Muchas formas de fe que parecen ser «grandes» y «firmes» son en realidad solo coléricas, endurecidas, petulantes; grande y firme es solamente la coraza tras la que con frecuencia se oculta la angustia ansiedad causada por su carencia de perspectivas.
La fe que pasa por el fuego de las crisis sin retroceder perderá probablemente mucho de aquello con lo que solía ser identificada o a lo que ella misma se había habituado, pero eso en realidad solo era su superficie; mucho de eso se abrasará. Su nueva madurez sin embargo se reconocerá sobre todo en que ya no se comportará «con las armas en la mano»; más bien se acercará un poco a esa «fe desnuda» de la que hablaron los místicos. No será agresiva y arrogante, ni impaciente siquiera, en su relación con los otros. Si, es posible que frente a la fe «grande» y «firme» parezca pequeña, insignificante... como el grano de mostaza, será como nada.
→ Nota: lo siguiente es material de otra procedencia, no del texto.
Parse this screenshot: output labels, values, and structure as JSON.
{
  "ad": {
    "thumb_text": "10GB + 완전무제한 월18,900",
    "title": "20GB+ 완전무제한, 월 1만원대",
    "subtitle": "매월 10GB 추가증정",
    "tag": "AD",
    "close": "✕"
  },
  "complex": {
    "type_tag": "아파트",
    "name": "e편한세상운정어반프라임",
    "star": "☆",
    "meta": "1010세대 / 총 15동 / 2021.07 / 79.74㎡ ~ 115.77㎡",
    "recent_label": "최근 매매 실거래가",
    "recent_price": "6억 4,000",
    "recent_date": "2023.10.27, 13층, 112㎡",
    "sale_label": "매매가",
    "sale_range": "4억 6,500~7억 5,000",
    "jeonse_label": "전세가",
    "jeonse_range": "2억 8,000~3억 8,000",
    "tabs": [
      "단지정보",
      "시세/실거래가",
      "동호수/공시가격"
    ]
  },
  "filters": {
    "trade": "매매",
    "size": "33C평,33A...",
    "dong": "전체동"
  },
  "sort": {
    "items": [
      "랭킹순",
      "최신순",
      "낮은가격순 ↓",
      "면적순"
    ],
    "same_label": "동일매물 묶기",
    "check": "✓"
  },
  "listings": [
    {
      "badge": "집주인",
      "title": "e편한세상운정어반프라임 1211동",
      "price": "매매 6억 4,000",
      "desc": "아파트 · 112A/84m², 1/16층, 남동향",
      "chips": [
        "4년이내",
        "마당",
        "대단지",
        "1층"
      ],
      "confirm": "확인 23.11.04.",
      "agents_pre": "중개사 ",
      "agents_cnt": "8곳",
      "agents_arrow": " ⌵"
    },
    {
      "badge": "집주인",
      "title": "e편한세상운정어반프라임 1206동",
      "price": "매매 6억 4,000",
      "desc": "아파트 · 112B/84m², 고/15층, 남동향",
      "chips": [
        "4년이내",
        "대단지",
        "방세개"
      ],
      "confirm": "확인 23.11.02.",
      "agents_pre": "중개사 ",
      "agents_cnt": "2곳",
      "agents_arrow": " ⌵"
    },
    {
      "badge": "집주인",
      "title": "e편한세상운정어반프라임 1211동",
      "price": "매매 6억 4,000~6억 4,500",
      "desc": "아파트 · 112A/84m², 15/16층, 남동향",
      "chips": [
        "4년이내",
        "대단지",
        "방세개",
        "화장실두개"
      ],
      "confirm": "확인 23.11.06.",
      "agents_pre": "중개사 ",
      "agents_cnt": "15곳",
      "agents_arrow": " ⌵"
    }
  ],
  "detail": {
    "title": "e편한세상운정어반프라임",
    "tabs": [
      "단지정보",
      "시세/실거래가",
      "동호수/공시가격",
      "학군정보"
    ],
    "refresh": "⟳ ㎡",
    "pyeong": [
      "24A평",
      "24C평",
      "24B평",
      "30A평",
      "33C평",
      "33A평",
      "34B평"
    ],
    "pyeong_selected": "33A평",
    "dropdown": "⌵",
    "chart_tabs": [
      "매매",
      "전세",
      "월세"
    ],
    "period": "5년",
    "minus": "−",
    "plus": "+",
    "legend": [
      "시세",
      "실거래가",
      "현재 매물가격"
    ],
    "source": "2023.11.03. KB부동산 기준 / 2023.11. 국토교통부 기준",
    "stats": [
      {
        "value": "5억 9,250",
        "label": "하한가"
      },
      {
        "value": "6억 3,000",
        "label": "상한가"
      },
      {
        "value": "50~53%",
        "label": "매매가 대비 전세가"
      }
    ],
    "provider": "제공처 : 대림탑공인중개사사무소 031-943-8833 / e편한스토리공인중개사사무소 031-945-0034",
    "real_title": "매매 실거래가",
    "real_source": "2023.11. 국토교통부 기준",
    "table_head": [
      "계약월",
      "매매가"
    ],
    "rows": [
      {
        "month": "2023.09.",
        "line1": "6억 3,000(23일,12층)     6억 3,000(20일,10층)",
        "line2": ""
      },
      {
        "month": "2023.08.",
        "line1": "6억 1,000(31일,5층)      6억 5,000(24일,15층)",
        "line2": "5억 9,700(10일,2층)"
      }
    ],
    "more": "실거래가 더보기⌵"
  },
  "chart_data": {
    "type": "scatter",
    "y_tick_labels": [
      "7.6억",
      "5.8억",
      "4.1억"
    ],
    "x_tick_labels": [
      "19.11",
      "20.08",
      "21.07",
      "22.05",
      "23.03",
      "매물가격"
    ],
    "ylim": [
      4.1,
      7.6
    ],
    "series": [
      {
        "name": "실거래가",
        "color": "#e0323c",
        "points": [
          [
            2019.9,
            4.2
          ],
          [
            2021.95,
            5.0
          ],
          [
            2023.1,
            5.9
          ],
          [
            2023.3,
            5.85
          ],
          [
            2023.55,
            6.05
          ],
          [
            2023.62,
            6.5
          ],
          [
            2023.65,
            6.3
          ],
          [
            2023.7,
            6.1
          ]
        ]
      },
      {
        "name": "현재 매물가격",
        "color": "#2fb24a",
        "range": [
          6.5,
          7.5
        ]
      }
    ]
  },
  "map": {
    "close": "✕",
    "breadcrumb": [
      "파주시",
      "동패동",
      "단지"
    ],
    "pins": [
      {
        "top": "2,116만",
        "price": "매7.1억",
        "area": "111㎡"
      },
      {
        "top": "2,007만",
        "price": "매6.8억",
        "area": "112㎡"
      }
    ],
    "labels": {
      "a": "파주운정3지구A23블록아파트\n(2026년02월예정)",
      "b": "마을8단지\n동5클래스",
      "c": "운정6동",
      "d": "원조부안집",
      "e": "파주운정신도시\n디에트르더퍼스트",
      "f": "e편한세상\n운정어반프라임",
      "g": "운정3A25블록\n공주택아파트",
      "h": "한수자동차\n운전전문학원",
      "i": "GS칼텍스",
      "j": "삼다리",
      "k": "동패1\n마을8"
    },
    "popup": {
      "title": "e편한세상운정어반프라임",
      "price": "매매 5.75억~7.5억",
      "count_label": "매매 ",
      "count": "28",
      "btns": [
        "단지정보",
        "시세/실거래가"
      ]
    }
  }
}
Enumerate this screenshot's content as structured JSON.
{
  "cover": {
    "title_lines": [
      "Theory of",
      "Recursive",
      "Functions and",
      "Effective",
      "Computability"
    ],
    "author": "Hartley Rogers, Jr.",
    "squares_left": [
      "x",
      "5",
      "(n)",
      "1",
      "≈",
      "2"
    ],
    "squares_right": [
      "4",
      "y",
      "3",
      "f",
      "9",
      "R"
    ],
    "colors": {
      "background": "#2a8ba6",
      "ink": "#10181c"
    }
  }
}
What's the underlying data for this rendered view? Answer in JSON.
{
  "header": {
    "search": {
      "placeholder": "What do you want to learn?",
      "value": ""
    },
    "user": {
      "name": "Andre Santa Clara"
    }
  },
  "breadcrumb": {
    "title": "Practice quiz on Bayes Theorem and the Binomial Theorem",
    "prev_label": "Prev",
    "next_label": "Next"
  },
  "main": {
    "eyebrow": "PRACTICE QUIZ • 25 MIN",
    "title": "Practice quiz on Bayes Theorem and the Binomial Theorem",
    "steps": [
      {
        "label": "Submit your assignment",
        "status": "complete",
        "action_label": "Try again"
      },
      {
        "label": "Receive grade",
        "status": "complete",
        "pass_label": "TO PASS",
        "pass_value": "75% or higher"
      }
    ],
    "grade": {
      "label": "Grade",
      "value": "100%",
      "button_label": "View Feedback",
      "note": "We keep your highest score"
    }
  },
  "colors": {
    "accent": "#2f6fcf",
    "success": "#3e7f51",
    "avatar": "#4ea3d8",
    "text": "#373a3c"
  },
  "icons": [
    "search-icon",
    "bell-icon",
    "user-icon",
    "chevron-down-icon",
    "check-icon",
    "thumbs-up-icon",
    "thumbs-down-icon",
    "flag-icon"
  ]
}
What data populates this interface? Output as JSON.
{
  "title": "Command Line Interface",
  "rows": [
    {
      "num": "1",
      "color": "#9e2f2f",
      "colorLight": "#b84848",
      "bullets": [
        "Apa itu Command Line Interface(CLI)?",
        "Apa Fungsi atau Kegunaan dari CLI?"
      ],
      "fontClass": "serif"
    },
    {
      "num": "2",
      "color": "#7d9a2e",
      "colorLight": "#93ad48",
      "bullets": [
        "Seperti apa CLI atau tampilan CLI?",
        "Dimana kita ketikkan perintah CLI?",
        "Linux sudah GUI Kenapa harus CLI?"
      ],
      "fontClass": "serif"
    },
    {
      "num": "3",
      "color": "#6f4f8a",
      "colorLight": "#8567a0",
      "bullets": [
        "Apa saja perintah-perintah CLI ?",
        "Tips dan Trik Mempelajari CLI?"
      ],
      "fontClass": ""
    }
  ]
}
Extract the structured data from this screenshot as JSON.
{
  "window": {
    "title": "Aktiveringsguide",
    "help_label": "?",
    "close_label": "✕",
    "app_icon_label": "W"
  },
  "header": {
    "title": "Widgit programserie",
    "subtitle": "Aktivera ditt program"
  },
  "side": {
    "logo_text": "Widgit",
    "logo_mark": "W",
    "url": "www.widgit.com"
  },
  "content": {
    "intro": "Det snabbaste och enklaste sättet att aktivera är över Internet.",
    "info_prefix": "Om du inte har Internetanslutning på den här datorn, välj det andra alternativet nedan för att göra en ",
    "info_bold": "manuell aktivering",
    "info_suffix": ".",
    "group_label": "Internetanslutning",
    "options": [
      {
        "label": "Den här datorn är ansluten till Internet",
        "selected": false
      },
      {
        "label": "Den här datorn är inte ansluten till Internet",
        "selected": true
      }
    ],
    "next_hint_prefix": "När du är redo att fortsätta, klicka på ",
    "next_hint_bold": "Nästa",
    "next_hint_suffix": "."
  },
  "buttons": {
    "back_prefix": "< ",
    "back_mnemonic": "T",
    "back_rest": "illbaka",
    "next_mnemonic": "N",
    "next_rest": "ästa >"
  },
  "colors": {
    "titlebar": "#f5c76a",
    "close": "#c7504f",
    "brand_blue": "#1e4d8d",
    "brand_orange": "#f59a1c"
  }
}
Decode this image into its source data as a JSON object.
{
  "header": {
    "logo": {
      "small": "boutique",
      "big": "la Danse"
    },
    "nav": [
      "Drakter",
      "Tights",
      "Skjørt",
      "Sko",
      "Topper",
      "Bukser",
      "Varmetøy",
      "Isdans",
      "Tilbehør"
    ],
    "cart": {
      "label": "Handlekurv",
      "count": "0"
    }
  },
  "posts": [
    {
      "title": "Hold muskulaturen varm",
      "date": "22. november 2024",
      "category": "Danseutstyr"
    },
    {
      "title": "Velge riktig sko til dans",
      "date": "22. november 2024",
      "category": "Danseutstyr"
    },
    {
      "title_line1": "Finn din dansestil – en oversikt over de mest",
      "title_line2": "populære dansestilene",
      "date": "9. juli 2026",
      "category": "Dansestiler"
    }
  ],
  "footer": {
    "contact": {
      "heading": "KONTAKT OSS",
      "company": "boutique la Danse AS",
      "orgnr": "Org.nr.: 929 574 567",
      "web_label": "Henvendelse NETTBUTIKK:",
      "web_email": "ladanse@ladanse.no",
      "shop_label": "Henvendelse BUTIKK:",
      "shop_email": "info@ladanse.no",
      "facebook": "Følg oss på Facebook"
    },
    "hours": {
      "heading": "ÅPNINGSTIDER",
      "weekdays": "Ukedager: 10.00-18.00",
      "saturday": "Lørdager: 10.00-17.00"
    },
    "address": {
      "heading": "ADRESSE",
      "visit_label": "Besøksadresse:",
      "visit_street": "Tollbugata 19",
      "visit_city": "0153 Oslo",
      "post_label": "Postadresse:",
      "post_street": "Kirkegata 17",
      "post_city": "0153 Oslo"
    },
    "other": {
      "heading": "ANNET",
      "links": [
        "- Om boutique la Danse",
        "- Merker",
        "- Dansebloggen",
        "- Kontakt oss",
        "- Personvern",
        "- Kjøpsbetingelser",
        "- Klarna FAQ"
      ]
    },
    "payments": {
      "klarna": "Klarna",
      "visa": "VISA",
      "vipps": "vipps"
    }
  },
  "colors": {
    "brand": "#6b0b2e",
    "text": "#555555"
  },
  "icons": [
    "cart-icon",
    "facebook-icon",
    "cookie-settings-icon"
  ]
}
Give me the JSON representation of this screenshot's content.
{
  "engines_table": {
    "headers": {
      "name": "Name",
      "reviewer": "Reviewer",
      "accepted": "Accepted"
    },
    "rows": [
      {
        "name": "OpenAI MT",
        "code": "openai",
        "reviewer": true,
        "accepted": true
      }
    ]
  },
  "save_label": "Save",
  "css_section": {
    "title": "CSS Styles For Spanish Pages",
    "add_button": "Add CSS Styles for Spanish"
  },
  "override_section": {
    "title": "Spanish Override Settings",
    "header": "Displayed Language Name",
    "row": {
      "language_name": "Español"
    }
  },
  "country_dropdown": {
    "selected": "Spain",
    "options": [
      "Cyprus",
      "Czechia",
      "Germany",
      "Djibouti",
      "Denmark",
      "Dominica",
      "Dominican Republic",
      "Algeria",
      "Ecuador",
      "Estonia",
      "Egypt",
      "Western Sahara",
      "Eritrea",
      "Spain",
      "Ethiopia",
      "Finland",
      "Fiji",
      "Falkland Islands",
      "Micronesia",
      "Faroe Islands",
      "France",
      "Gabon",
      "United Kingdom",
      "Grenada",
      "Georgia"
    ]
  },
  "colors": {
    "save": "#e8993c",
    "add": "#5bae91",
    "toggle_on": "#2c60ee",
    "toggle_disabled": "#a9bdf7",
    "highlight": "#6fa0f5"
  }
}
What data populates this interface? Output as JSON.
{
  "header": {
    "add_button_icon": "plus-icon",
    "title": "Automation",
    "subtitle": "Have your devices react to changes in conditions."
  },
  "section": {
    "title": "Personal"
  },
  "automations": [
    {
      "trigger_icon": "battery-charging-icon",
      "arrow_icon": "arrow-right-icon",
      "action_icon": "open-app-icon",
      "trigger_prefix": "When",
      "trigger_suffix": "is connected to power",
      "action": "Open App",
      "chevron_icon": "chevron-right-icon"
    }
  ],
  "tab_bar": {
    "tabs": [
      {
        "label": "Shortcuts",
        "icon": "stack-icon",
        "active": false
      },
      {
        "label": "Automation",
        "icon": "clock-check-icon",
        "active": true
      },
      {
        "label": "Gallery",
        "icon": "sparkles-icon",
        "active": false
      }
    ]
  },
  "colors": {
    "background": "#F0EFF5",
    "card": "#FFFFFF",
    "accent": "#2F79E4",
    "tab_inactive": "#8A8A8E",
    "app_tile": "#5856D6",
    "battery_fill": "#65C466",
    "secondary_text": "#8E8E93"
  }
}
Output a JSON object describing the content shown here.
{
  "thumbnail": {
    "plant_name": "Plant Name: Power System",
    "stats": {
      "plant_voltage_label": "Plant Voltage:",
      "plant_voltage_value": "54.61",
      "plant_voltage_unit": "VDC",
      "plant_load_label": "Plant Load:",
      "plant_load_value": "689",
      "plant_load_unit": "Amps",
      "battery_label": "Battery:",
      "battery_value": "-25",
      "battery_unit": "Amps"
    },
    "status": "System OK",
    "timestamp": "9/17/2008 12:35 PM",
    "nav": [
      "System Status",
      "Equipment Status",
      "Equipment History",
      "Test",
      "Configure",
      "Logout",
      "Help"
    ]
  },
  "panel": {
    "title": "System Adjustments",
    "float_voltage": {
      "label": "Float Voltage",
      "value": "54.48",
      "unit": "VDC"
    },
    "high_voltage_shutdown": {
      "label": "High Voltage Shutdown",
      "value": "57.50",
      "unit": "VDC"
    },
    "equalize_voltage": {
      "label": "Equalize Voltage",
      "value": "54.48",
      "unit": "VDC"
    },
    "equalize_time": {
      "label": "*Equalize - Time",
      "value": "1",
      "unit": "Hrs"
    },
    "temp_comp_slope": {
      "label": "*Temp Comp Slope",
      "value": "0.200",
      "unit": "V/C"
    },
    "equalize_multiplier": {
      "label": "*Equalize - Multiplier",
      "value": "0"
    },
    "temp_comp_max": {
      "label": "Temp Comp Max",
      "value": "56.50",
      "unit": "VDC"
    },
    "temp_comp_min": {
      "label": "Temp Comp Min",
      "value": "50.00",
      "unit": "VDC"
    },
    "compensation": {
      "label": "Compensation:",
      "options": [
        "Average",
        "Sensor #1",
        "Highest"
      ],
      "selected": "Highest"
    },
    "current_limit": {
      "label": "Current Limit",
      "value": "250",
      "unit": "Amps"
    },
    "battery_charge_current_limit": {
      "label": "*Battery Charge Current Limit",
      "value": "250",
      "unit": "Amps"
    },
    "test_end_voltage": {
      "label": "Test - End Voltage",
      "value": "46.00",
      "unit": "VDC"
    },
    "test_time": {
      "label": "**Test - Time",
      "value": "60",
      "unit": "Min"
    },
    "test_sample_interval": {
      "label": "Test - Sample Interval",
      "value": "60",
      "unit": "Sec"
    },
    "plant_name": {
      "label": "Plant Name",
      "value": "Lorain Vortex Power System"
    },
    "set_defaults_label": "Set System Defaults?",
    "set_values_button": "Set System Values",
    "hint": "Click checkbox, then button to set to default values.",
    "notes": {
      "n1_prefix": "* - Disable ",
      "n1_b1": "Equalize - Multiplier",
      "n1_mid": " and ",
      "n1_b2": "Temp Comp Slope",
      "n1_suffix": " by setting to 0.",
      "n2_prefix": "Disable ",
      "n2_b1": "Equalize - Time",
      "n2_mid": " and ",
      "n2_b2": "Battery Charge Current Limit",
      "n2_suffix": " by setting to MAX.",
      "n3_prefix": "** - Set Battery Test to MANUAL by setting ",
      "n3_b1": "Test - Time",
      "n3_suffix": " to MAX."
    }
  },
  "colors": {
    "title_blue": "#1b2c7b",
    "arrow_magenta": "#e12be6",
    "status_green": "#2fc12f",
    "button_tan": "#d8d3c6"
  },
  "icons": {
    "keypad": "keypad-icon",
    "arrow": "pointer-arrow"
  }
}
Precisamente así, dice el Maestro Eckhart, actúa empero Dios en nuestro mundo: no es «nada» en el mundo de los entes, porque Dios no es una entidad entre las entidades. Y Eckhart continúa: también tú tienes que hacerte «nada», si quieres encontrarte con Él. Si quieres ser «algo» (significar algo, tener algo, conocer algo, en resumen, aferrarte a los entes individuales, al mundo de las cosas), entonces no eres libre para el encuentro con Él.